Сто тысяч немецких солдат из танковой группы контролировали только дорогу, вдоль которой они продвигались. По-нормальному, советским частям не надо было бросать своих заранее оборудованных оборонительных позиций – а надо было стоять, где стояли. Отбивая атаки оставленной без техники немецкой пехоты. Нужно было перерезать дороги за спиной у немецких танкистов, отсекая их от колонн снабжения. Нужно было взрывать мосты перед ними и за ними. Но в тот момент этого ещё никто не понимал. Враг в тылу – значит, надо отступать. А отступление быстро превращалось в бегство.
Сталина часто упрекают в том, что он поздно отдал приказ об отступлении из киевского мешка – и более 650 тысяч бойцов попали в немецкий плен. Но Сталин, понимая, что надо отступать, спрашивал командующего фронтом Кирпоноса, сможет ли тот провести организованное отступление, которое не перейдёт в бегство, как было перед этим под Уманью. Кирпонос не был уверен. Отступление запросто переходило в паническое бегство – и часто именно этим были обусловлены приказы стоять насмерть.
К чему я это всё вспомнил? Тут Марк Солонин вступил в полемику с Алексеем Исаевым. Последний много писал о превосходстве немецкой организации частей и соединений над советской. У немцев в танковой дивизии было меньше танков, но зато намного больше всего прочего: мотопехоты, артиллерии, автомобилей, мотоциклов… Грузовиков было просто в разы больше, чем в дивизии советской.
Солонин настаивает на том, что в танковой дивизии должно быть больше именно танков. Мол, посмотрите на современные танковые дивизии: в них нет такого количества грузовиков.
Но нынче уже и на блицкриги с вклиниванием во вражескую территорию на сотни километров никто не рассчитывает. А немцы строили свою стратегию именно на этом. И в этом случае море грузовиков было просто необходимо.
Что это давало? Автономность, какую советские танковые дивизии не имели. Всё моё ношу с собой. Снаряды, топливо, запчасти, ремонтников, еду, госпиталя… Если враг отрежет танковую группы от линий снабжения – она неделю сможет воевать и в полном окружении. Советские танкисты в подобной ситуации бросали свои оставшиеся без топлива и боеприпасов машины.

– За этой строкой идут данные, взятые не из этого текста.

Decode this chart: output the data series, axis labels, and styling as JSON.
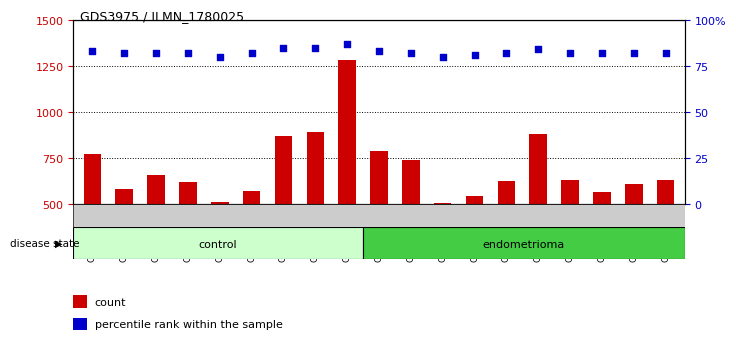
{
  "title": "GDS3975 / ILMN_1780025",
  "samples": [
    "GSM572752",
    "GSM572753",
    "GSM572754",
    "GSM572755",
    "GSM572756",
    "GSM572757",
    "GSM572761",
    "GSM572762",
    "GSM572764",
    "GSM572747",
    "GSM572748",
    "GSM572749",
    "GSM572750",
    "GSM572751",
    "GSM572758",
    "GSM572759",
    "GSM572760",
    "GSM572763",
    "GSM572765"
  ],
  "counts": [
    770,
    580,
    660,
    620,
    510,
    570,
    870,
    890,
    1280,
    790,
    740,
    505,
    545,
    625,
    880,
    630,
    565,
    610,
    630
  ],
  "percentiles": [
    83,
    82,
    82,
    82,
    80,
    82,
    85,
    85,
    87,
    83,
    82,
    80,
    81,
    82,
    84,
    82,
    82,
    82,
    82
  ],
  "n_control": 9,
  "n_endometrioma": 10,
  "bar_color": "#cc0000",
  "dot_color": "#0000cc",
  "ylim_left": [
    500,
    1500
  ],
  "ylim_right": [
    0,
    100
  ],
  "yticks_left": [
    500,
    750,
    1000,
    1250,
    1500
  ],
  "yticks_right": [
    0,
    25,
    50,
    75,
    100
  ],
  "grid_lines": [
    750,
    1000,
    1250
  ],
  "control_color": "#ccffcc",
  "endometrioma_color": "#44cc44",
  "plot_bg": "#e8e8e8",
  "tick_bg": "#d0d0d0"
}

У немецких танков была броня тоньше, чем у французских или советских, и орудия были слабее. Но когда они оказывались у противника в глубоком тылу - это уже не имело никакого значения. Там уже не было ни чужих танков, ни противотанковых орудий.
Когда блицкриги закончились, когда противник (РККА) выработал методы противодействия глубоким (на сотни километров!) прорывам – всё стало неактуальным. И немцы, забирая у танковых групп непрофильную обслугу и приданные ранее подразделения, начали переформатировать их в более традиционные танковые армии. Не потому, что создание танковых групп было ошибкой, а потому что изменилась ситуация и перед танковыми соединениями жизнь ставила уже другие задачи.